Two boiled eggs, fried eggs or an omelet - depending on your preferences; at least two of your meals per day have to include protein.
4. Vegetable salad
Dietary fiber in the form of non-starchy vegetables and greens should be on your personal menu during every meal. You don't need to buy expensive ingredients; it could as well be grated carrots with chopped cabbage or fresh/ boiled grated beetroot - simple and very healthy.
If you're used to a heavier breakfast, you can add one or two slightly toasted whole grain pieces of bread with butter.
1. Lean shchi with beans
There's a main rule with soups - it's either a meat soup with vegetables, or a soup with something starchy and vegetables. You shouldn't combine starches with red meat. These slow down each other's breakdown and absorption by the body. One ideal option is a rich soup with beans, such as lean shchi with beans, or a simple rich meat-or-chicken stock without potatoes or carrots.
2. Whole grain bread
This source of complex carbohydrates is for those who are used to eating soups with bread.

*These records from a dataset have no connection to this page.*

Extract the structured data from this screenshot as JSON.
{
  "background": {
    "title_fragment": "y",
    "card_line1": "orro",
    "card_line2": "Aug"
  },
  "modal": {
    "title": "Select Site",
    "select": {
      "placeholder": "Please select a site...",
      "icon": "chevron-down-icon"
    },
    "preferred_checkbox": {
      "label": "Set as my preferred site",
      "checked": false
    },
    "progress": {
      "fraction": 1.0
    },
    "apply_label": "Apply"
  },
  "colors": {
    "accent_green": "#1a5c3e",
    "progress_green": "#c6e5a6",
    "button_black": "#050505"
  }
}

3. Cabbage rolls with rice and vegetables but without meat
If your lunch has carbohydrates (potatoes and carrots in shchi, bread to pair with your soup), then it's better to prepare traditional Russian golubtsy (cabbage rolls) in its lean version - with rice and vegetables but without meat. If you're ready to remove the potatoes from your shchi, then you can prepare traditional meat golubtsy.
Unsweet, fresh or defrosted berries with cottage cheese, 10 nuts or a vegetable salad with vegetable oil will fit for a snack. Whole grain bread with red fish, caviar or slices of boiled/ baked chicken or turkey with a couple of slices of cucumber, or some lettuce, will also help you maintain your energy levels.
This is a favorite childhood dish for many, and it can be made with meat, poultry or fish. When preparing rissoles, you should avoid adding white bread or breadcrumbs into the mince. If you prefer rissoles without breading, you should pick something healthier, for example ground oat bran.
2. Pickled or stewed cabbage with mushrooms
During the winter months, fresh and pickled cabbage have long been the main source of vitamins for the majority of people living in Russian villages. Cabbage makes for a great side dish that goes well with meat, and it's much healthier than potatoes or pasta. You can stew fresh white cabbage, red cabbage or pickled cabbage. If you add forest mushrooms, it becomes the perfect side dish for any dinner.